Familial autoinflammatory syndrome with or without immunodeficiency (AISIMD), caused by a heterozygous mutation in the SOCS1 gene on chromosome 16p13, is characterized by the appearance of various autoimmune signs usually in the first decades of life, although later onset has been reported. Typical features of AISIMD include autoimmune cytopenia, thrombocytopenia, hemolytic anemia and lymphadenopathy, possible alterations in cellular immunity, and hypogammaglobulinemia.

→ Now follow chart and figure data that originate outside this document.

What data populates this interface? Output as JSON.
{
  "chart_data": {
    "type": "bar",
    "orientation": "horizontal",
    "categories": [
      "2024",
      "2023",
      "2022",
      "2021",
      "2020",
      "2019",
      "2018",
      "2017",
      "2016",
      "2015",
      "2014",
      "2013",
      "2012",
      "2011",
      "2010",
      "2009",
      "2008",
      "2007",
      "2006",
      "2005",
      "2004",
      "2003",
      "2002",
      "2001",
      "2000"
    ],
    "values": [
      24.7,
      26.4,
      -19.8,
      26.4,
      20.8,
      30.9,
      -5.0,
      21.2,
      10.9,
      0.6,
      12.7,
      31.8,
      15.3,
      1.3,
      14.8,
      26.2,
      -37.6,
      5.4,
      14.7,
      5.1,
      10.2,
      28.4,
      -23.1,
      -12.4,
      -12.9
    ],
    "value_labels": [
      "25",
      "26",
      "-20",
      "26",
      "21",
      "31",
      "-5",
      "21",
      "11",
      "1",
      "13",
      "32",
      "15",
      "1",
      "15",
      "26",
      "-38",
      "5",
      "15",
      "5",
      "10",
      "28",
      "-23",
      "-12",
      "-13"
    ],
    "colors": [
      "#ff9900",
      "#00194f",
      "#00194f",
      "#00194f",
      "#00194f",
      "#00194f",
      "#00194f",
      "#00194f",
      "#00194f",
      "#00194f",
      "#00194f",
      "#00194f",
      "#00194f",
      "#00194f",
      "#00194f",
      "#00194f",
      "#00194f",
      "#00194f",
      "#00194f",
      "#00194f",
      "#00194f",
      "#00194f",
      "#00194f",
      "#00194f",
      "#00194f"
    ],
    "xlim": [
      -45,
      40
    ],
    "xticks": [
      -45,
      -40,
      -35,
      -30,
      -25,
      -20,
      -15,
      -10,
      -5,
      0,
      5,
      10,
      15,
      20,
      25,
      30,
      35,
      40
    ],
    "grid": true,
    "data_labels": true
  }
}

Purpose - to present a combination of clinical, imaging and laboratory signs in a nine-year-old patient with autoinflammatory syndrome and mild immunodeficiency caused by a heterozygous mutation in the SOCS1 gene; to emphasise the importance of genetic tests for definitive diagnosis. Clinical case. Features of diagnosis of autoinflammatory syndrome caused by heterozygous mutation in the SOCS1 gene in a 9-year-old boy are described. The disease was manifested in the laboratory by leukopenia with neutropenia, monocytosis, thrombocytopenia, an increase in markers of inflammation - C-reactive protein (CRP) and erythrocyte sedimentation rate (ESR), impaired cellular immunity (inverse CD4/CD8 ratio, reduced number of NK cells (CD3-CD16+CD56+), decrease in CD19, increase in the per cent of double-negative T-lymphocytes (Neg. In T- Double LF (CD3+CD4-CD8-); clinical: hyperthermia, recurrent aphthous stomatitis, irritable bowel syndrome, progressive generalized lymphoproliferative syndrome. Differential diagnosis with hemoblastosis was carried out, which was denied. Subsequently the presence of an ulcer in the ileum and mucinous metaplasia in the covering epithelium gave grounds to diagnose an inflammatory bowel disease: Crohn's disease with damage to the terminal part of the small intestine. Verification of the final diagnosis of an autoinflammatory syndrome caused by a heterozygous mutation in the SOCS1 gene took place using genome sequencing. The research was carried out in accordance with the principles of the Helsinki Declaration. The informed consent of the patient was obtained for conducting the studies. No conflict of interests was declared by the authors.